Before deploying, make sure the following settings exist in appsettings.json. You can override these using the Configuration section in the app service in the Azure portal.
"AzureAd": {
"Instance": "https://login.microsoftonline.com/",
"Domain": "",
"TenantId": "<App Registration Tenant Id>",
"ClientId": "<App Registration Client Id>",
"CallbackPath": "/signin-oidc",
"Scopes": "<API application ID URI from the expose an API page of the app registration>/.default",
"AllowWebApiToBeAuthorizedByACL": true
},
"ConnectionStrings": {
"AppConfig": "<The app configuration connection string found in the Access Keys page in the app configuration resource.>"
},
"ApplicationSetup": {
"ApplicationId": "<The Logical Application ID that determines the config>"
},
Calling the Send Method
Call the send method of the web app to start sending data to the AS2 partner.
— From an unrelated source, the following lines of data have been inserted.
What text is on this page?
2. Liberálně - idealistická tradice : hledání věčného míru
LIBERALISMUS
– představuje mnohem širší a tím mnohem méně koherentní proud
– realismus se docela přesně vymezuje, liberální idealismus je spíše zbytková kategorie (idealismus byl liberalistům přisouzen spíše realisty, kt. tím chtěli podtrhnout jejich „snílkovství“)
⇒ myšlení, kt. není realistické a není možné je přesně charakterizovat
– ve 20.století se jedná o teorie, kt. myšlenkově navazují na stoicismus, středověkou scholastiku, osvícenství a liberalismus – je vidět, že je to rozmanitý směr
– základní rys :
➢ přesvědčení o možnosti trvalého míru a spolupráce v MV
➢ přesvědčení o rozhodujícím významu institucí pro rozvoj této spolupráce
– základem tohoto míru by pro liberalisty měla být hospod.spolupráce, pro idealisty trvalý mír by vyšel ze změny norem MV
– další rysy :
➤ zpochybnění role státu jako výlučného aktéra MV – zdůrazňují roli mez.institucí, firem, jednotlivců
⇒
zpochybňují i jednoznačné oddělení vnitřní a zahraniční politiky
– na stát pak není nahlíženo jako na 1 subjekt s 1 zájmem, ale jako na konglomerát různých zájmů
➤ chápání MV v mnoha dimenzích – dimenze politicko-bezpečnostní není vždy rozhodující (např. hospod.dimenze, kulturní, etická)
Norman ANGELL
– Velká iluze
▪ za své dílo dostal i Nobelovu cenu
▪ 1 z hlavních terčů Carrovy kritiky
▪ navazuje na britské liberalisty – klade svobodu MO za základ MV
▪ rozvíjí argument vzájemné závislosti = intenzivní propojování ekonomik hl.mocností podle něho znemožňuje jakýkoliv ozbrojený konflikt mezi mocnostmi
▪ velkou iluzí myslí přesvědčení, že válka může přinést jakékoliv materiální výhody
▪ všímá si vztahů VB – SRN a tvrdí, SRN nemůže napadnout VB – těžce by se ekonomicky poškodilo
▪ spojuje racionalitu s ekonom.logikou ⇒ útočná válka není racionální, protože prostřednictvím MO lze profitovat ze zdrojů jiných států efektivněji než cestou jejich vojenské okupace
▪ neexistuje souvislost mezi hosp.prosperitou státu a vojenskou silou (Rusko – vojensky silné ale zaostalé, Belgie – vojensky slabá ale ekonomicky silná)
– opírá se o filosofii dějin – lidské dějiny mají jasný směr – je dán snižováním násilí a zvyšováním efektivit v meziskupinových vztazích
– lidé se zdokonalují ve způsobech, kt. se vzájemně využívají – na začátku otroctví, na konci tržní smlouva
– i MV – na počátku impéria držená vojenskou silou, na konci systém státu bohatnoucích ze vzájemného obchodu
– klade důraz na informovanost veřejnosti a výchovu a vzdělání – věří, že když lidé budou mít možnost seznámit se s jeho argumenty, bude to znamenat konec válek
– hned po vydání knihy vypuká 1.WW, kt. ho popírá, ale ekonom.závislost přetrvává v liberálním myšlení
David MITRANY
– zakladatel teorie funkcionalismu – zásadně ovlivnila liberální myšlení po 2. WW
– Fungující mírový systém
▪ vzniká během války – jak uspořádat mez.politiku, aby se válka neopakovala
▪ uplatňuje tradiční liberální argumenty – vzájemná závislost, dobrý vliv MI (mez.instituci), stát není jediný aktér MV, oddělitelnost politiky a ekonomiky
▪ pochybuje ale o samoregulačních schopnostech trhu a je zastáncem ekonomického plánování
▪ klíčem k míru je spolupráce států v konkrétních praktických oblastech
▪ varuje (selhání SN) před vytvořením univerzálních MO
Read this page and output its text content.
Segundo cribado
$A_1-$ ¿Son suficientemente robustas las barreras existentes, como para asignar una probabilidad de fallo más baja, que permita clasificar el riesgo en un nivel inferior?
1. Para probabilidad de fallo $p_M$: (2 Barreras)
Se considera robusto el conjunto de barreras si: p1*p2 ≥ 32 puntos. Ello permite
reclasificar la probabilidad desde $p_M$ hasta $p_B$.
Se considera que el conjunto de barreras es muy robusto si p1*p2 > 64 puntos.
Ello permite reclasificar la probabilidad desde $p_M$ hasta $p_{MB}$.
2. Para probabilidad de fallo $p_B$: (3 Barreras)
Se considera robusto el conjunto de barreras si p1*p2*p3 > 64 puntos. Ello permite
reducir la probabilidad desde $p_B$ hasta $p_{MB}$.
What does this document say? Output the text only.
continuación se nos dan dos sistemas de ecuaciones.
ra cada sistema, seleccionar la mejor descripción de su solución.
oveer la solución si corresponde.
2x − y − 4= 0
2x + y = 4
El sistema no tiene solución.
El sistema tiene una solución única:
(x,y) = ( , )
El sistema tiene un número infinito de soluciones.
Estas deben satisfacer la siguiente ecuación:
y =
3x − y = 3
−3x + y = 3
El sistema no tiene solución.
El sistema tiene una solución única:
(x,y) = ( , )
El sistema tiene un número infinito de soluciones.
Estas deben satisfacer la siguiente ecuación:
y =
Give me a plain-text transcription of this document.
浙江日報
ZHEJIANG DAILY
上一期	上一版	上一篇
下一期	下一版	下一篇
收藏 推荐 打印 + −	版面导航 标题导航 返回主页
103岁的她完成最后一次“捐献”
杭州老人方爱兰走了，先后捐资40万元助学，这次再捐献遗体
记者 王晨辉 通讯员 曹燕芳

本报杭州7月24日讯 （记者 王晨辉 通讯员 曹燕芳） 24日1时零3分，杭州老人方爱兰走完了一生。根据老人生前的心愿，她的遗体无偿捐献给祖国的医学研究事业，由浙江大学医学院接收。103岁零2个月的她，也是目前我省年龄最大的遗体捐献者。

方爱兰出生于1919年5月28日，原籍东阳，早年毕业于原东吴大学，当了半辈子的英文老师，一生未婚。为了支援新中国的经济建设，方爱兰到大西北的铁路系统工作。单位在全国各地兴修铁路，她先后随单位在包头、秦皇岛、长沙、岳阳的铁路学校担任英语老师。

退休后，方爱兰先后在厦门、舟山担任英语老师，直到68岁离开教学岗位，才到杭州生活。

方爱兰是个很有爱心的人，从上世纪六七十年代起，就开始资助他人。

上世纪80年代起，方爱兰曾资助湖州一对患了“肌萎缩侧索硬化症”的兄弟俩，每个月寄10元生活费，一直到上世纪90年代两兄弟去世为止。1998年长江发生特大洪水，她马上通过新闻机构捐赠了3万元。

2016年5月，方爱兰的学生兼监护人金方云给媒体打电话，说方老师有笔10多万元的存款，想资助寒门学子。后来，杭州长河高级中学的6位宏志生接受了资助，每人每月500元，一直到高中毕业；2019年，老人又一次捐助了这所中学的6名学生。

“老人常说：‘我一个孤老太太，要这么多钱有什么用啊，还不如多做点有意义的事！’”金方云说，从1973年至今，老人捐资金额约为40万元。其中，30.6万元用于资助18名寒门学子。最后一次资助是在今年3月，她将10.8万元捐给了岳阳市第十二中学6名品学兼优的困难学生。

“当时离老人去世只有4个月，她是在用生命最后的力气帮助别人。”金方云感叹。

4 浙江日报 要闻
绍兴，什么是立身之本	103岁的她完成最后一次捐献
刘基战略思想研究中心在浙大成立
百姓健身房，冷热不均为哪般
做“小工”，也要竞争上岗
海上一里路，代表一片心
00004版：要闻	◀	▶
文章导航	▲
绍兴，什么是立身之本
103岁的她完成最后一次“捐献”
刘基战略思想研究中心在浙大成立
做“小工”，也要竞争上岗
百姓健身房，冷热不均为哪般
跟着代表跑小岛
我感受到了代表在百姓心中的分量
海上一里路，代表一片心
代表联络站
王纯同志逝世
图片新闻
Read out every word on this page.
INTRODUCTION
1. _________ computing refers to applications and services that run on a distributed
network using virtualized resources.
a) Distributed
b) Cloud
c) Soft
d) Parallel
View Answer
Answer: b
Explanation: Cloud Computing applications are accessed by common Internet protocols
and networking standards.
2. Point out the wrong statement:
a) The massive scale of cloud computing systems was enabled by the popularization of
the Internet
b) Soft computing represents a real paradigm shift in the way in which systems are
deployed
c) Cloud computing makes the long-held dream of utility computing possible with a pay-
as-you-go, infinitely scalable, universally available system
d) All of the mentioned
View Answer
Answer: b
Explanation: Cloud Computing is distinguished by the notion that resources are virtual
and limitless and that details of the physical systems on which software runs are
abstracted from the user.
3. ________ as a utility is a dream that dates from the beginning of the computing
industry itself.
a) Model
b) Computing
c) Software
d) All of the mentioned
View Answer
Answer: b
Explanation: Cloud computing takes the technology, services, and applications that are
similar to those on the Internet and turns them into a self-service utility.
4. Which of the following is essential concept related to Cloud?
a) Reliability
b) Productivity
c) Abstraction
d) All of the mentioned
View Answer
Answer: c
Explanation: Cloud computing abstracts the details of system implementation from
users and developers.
Send the content as plain text or as a Base64 string.
Endpoint: /api/as2/senddata
Method: POST
ContentType: JSON
Example:
{
"encoding": "Binary",
"documentContent":"PHJvb3Q+dGVzdCAyPC9yb290Pg==",
"filename": "test.xml",
"documentContentFormat": "Base64String"
}
Content fields
| Field | Required | Comments | Default Value |
|---|---|---|---|
| encoding | Yes | Parsed into Mimekit enum ContentEncoding | Binary |
| documentContent | Yes | The actual content | — |
| filename | Yes | Passed forward to the AS2 Partner | — |
| documentContentFormat | No | PlainText or Base64String. If the value is not plain text, the document content is first decoded, then processed. |
PlainText |
Headers
Headers are optional. Any headers to send forward to the AS2 partner must be prefixed by AS2-. For example, header AS2-Message-ID is forwarded to the AS2 partner as Message-ID.